If the Authority is not required to invite and consider submissions from a person who has been investigated, as to whether he or she has contravened a financial sector law, before deciding this issue, then the FSRA does not respect the right to procedural fairness entrenched in section 33(1) of the Constitution.
It was submitted that the absence of a requirement for the FSCA to invite and consider such submissions exposed the Beckers to considerable risk. If the Authority issued a debarment order, they could apply to the Financial Services Tribunal for the decision to be reconsidered. But the process to secure a reconsideration takes time. “In the interim, the debarment is enforced, with its drastic consequences for the Beckers, both as to what they may not do and the public opprobrium they will suffer.” This is because section 231 provides that neither an application for a reconsideration of a decision nor the proceedings that follow suspend the decision of the Authority unless the Tribunal so orders.
Contravention is the central issue
In its judgment, the SCA said an administrative sanction can be imposed only if a financial sector law has been contravened. Section 154(1) of the FSRA requires the FSCA to invite submissions “on the matter”, and no “matter” is more central to a debarment decision than whether a financial sector law has been contravened.
“It would also be a perverse incongruity if section 154(1) required the Authority to provide reasons that engage the issue of contravention, but exclude from submission, and hence consideration, what might be said by a person as to why no contravention had taken place or that the contravention is of a lesser kind or degree,” wrote Acting Judge of Appeal David Unterhalter.
When the FSCA considers whether to make a debarment order, it cannot have made a final decision as to whether a financial sector law had been contravened. An investigation may have led the Authority to conclude there is prima facie evidence of a contravention.
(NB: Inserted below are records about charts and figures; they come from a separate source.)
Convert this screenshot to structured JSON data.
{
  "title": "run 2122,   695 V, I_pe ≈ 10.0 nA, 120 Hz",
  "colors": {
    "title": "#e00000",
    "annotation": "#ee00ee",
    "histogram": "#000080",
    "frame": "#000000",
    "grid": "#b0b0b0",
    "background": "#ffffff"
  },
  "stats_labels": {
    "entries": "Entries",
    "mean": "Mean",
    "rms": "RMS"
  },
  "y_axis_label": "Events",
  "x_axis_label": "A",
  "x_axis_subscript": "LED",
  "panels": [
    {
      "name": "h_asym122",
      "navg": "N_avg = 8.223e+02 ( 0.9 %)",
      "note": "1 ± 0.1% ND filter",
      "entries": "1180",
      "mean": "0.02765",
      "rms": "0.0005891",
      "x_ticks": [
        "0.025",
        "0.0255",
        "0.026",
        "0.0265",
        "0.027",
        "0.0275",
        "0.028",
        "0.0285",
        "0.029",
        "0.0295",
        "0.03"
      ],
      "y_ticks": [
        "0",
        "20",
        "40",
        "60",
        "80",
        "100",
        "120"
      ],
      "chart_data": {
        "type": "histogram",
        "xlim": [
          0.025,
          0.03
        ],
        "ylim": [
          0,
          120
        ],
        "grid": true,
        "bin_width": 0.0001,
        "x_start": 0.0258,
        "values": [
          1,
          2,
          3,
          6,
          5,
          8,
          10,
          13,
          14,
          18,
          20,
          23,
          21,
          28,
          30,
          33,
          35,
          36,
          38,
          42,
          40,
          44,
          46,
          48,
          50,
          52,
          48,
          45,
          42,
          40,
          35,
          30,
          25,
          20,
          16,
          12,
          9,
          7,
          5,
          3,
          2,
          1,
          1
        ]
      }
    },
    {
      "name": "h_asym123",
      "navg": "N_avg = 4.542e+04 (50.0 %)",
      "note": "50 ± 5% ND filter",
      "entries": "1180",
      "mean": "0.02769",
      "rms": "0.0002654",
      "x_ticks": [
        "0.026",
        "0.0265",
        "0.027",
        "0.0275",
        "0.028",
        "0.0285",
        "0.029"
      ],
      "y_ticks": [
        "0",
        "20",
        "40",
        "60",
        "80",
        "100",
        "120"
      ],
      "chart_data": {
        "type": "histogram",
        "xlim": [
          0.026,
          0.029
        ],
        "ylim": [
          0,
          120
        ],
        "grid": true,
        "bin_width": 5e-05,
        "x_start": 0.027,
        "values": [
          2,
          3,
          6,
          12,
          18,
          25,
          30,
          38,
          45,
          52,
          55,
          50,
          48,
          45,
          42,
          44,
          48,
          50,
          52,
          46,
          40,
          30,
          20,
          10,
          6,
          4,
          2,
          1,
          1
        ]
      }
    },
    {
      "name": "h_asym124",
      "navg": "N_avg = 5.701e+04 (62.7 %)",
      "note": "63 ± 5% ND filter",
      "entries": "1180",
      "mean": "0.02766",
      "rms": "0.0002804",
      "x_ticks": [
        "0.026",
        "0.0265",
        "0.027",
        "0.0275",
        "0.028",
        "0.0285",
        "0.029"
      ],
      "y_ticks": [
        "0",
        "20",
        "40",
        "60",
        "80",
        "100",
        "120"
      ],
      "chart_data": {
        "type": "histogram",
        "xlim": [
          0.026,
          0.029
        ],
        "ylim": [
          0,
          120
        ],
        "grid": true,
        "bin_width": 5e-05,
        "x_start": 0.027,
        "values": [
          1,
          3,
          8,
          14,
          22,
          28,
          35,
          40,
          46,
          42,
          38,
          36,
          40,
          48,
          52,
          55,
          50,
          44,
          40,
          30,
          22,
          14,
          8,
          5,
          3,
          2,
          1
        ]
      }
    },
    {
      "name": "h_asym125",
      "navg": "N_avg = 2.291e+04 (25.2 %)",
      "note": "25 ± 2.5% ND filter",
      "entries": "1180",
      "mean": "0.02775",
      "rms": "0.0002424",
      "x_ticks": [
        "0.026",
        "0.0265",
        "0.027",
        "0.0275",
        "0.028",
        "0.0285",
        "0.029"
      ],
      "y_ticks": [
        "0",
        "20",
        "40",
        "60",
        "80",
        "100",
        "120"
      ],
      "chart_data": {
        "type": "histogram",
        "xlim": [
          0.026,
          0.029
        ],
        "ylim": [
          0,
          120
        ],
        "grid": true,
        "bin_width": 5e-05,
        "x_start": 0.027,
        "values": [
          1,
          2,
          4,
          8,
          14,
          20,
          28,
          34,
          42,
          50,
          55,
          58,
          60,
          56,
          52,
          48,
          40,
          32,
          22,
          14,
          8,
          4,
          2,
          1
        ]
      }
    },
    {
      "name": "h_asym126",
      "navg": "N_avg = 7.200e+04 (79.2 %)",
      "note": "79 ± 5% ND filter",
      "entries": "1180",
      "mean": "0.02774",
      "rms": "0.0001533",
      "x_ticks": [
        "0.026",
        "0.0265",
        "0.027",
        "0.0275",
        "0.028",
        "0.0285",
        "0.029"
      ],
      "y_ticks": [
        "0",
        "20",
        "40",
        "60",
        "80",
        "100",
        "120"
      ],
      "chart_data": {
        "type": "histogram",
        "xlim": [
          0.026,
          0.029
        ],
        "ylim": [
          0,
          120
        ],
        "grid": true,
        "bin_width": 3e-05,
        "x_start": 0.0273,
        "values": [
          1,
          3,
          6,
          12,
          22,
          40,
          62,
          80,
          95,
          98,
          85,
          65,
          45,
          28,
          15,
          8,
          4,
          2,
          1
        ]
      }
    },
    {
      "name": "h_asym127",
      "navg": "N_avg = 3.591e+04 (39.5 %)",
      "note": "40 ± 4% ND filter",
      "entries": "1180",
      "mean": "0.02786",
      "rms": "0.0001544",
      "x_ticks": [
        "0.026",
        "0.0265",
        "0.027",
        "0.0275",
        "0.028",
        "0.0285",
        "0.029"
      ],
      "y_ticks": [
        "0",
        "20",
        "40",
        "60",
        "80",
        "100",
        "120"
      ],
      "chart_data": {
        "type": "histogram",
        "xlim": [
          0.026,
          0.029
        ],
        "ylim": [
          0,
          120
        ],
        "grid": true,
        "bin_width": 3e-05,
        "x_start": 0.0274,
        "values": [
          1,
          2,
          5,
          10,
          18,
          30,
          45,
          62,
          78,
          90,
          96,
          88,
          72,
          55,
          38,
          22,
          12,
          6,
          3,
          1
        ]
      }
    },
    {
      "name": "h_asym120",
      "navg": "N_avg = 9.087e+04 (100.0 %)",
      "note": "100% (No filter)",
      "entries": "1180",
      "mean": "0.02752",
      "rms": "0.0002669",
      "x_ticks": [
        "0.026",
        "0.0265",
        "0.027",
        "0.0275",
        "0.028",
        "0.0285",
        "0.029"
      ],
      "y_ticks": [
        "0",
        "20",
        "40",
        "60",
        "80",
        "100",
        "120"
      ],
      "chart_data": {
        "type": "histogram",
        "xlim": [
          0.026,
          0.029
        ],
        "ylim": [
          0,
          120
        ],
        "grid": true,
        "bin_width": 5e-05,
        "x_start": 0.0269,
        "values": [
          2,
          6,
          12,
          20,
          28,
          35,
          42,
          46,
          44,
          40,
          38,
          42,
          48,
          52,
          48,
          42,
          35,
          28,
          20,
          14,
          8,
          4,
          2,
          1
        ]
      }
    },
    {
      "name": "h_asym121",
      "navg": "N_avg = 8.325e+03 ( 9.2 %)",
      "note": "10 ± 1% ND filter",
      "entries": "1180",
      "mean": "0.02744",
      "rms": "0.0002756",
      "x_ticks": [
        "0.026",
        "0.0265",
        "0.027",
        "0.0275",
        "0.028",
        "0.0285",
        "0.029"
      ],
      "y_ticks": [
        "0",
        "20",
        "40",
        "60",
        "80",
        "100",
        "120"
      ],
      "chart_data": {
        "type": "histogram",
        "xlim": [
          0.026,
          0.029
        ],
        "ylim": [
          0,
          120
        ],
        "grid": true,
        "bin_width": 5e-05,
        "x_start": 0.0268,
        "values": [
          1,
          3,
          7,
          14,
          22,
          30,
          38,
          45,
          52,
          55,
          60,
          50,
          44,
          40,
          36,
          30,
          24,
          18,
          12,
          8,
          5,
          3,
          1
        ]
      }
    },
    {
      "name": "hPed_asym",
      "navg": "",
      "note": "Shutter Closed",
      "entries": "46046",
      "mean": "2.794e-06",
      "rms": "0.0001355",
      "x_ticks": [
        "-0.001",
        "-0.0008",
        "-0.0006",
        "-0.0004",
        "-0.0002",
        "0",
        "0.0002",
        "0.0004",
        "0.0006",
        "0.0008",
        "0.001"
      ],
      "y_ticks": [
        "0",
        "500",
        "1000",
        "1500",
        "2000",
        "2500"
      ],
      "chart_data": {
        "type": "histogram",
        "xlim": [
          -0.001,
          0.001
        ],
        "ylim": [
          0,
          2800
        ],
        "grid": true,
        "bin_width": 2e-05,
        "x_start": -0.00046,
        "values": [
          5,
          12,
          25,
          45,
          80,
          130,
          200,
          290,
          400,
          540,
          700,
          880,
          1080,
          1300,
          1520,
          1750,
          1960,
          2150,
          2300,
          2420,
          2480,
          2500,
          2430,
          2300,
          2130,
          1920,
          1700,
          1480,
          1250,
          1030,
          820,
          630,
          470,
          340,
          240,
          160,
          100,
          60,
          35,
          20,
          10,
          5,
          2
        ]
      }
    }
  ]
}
But any decision on the issue must await the submissions of the person alleged to have contravened the financial sector law, and the Authority’s consideration of those submissions.
The Act requires the FSCA to provide reasons for its proposed order, and these reasons must traverse the issue of contravention. Furthermore, it requires the Authority to invite submissions that engage this issue.
“The constitutional challenge of the Beckers, who face a proposed debarment order, cannot succeed. The challenge to section 231 of the Act was framed as an entailment of the invalidity that was said to attach to the debarment order. It must therefore also fail.”
For similar reasons, the Beckers’ challenge to section 167 also failed. This section requires the FSCA to have regard to submissions “relevant to the matter”. Nothing is more relevant to the matter than whether a person has contravened a financial sector law, “the very predicate upon which any imposition of an administrative penalty rests”, Acting Judge of Appeal Unterhalter said.
Here too it followed that the Authority cannot make a final decision as to whether a contravention has taken place until it has considered the submissions of the person alleged to have contravened a financial sector law. “Thus, for the reasons given, the Act permits of no want of procedural fairness in conferring a power upon the Authority to impose an administrative penalty,” the judge said.